People say oh Matthew is writing for a Jewish audience and Luke for the Gentile Audience, but I don’t think this is right, for starters Luke starts and finishes his account in the temple and refers heavily to the old testament in his writings but interestingly their birth narratives are the opposite way around from what conventional wisdom would have us believe.

Matthew talks of Gentiles at the start of the Bible, people from ‘off the page’, finding and worshipping Christ, not to mention drawing attention to the Gentile blood that was in Jesus lineage with Ruth and Boaz.

..Not what a Gospel to the Jews would major on?

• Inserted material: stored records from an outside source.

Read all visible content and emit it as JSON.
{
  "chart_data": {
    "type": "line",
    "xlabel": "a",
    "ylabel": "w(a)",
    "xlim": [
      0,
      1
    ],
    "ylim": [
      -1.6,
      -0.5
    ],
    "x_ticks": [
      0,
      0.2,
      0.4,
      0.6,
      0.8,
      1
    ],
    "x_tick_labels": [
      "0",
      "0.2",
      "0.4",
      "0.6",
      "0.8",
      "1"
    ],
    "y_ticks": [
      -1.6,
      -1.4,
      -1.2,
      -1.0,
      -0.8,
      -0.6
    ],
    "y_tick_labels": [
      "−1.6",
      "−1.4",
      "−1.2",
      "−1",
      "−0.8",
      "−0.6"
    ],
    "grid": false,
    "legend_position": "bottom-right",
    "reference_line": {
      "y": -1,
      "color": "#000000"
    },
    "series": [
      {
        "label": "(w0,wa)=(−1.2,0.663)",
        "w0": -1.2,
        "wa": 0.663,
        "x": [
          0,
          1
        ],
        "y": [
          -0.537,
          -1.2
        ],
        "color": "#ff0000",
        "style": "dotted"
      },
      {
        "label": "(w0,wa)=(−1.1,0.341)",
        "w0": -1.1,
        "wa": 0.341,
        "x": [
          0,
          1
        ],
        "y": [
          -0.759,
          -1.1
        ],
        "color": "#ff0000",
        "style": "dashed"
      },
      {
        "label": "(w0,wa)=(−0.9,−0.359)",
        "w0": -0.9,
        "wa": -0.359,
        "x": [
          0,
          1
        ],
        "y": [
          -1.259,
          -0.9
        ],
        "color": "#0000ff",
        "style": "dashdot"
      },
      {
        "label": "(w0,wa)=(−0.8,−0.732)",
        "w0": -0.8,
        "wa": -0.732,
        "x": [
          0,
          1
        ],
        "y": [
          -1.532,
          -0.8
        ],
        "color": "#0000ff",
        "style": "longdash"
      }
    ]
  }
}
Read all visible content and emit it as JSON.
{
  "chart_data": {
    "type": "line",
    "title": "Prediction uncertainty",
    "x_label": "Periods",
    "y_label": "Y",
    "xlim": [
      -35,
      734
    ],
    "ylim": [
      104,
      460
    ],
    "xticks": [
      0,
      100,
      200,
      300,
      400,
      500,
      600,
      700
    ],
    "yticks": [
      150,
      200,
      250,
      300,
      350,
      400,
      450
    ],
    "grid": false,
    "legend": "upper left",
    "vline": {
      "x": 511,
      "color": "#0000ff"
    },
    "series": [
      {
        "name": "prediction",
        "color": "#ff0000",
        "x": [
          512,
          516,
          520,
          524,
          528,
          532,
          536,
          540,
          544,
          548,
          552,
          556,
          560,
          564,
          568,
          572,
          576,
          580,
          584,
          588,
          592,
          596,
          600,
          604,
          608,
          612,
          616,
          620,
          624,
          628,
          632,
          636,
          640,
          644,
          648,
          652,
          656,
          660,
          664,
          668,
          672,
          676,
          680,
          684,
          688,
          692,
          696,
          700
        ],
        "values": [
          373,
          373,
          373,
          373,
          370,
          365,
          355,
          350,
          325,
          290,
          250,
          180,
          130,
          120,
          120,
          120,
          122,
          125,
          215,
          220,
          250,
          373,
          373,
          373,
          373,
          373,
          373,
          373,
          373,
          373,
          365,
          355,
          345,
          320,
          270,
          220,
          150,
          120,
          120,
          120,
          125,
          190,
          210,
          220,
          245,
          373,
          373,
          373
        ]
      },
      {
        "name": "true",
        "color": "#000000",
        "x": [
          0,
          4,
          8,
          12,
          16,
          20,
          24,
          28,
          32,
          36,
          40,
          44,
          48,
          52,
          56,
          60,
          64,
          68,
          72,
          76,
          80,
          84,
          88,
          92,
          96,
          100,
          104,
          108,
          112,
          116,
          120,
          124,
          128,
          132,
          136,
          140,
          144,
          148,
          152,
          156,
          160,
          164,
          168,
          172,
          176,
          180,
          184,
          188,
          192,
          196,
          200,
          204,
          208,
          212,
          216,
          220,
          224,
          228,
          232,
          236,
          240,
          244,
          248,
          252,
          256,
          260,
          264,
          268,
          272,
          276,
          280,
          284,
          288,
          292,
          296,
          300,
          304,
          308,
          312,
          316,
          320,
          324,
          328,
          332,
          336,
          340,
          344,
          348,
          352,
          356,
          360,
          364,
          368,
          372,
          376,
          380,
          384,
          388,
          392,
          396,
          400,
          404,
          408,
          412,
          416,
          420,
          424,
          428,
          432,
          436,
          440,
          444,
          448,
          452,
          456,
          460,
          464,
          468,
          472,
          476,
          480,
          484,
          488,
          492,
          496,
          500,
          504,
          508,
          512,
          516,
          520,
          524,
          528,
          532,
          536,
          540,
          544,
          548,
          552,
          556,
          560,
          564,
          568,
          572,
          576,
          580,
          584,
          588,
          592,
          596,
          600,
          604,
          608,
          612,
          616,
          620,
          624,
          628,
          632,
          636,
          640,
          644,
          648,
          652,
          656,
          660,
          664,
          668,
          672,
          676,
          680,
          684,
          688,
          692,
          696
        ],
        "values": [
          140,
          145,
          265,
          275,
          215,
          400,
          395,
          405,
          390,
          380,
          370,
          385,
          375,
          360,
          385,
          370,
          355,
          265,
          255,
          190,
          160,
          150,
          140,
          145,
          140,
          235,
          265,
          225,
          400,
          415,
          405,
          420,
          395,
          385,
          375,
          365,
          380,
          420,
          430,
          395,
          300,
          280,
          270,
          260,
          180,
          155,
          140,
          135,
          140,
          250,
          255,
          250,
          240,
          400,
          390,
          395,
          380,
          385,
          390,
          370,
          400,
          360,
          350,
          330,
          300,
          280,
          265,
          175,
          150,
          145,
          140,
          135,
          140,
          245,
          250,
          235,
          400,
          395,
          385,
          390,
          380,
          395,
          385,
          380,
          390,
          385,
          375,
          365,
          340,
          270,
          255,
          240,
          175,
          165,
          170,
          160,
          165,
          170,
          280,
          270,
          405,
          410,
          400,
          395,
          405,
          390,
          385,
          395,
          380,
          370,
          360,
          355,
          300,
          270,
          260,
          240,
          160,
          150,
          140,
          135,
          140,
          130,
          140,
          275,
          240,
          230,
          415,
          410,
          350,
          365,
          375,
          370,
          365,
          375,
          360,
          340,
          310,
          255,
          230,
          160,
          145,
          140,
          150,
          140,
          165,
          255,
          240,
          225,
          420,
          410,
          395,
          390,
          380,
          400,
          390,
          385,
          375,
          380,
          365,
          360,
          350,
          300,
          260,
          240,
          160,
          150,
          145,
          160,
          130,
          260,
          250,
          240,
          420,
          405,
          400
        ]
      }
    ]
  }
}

Or perhaps it majors on these points as a head on challenge to the ideas that were too come re.jewish rituals like circumcision.

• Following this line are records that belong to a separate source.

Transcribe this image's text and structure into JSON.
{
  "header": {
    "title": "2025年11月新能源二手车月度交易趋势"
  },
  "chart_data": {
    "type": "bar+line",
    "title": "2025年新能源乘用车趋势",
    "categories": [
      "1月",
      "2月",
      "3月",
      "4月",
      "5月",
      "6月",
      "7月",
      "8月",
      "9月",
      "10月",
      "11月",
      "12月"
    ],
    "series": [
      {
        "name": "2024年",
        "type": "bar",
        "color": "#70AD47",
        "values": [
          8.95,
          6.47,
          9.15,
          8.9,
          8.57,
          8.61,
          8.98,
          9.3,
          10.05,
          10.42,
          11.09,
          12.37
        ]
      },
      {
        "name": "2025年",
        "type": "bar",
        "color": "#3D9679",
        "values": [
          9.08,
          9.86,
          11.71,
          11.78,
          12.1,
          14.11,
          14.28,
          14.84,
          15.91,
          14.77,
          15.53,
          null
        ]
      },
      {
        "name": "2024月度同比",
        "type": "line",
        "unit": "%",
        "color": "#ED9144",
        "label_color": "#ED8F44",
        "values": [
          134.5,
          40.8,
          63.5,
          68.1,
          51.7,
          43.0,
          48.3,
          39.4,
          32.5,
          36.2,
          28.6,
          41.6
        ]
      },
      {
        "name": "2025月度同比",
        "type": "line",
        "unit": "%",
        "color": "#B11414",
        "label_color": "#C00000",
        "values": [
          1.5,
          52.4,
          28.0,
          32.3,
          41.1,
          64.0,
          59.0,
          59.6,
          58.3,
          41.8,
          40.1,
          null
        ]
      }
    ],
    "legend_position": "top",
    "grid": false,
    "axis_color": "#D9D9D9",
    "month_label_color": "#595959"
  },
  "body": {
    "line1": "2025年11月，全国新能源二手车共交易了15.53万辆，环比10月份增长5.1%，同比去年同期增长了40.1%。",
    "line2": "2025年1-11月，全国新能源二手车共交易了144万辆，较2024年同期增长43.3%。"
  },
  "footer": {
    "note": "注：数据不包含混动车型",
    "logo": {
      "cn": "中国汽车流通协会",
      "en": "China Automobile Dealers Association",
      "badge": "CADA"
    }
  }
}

Luke on the other hand is all about people who believe they are written off being included, the shepherds unqualified and probably illiterate (which is why Jesus calling himself a shepherd later on is so culturally subversive), in fact even in the shepherding world the dud shift was the night shift, how much talent do you need to look after an asleep sheep.

Yet both are messages of inclusion, come from where-ever you are and encounter the King and Saviour.

Whoever you are, no one is too grand, intellectual or far away nor is anyone written off by being marginalised or disenfranchized kneeling before the King of Kings everyone was equal and everyone is equal.

I then began to think about the wisemen and the star.

They didn’t just appreciate and enjoy the star… They followed it.

In 2016 are we going to be people who grab the opportunity with both hands or be spectators from the sidelines.

They didn’t follow the star for a bit and then get distracted by a beautiful sunset or lovely waterfall…

One of the greatest problems in the Church (and in myself too) is distraction, so often we start with a noble and good calling, but we end up getting caught up with a million nice ideas and we never fulfill and complete what God has called us to do.

I once heard the advice, ‘keep going till I tell you to stop’, do we quit before the miracles kick in, especially when the deserts dusty and our camel is getting stroppy.

Yet the journey ended in Bethlehem, when the wise men took their eyes off the star, a bit like Peter took his eyes of Jesus when he walked on water and began to sink, and they used their own logic and world view that they ended up going to Herod and it all went wrong.

I think we think God’s plan must look a certain way, especially if it involves mission or church, but often we are simply trying to impose our baggage on God’s plan, a bit like David in Saul’s Armour.

A thought to finish with; a challenge to see and seize the moment in 2016, let us follow faithfully not turning to the left or the right and to finish faithfully where God has led us and to see what God has brought to birth happen in God’s time, in God’s way…

Let’s hold it lightly but faithfully.

But you might be reading all of this and think, God can’t use me, I’m no good…

but let me return to the shepherd, written off people who not only were the first to see Christ, but also the first evangelists, they told everyone what they had seen and heard and glorified God. God was glorified through them.

The question has never been “Can God use me?” but rather “Will we let him?”

And finally the last words in Luke’s narrative is about Mary treasuring all these things in her heart… God can and does and has used us, and will use us again if we let him.

Lets 2016, be a year when we say to God let us grab the moment and follow you faithfully and do everything your way, not my way or the way I think it should be done.

Two words that I think ought to sum up our response to 2016 are these “Obedience”& “Surrender”.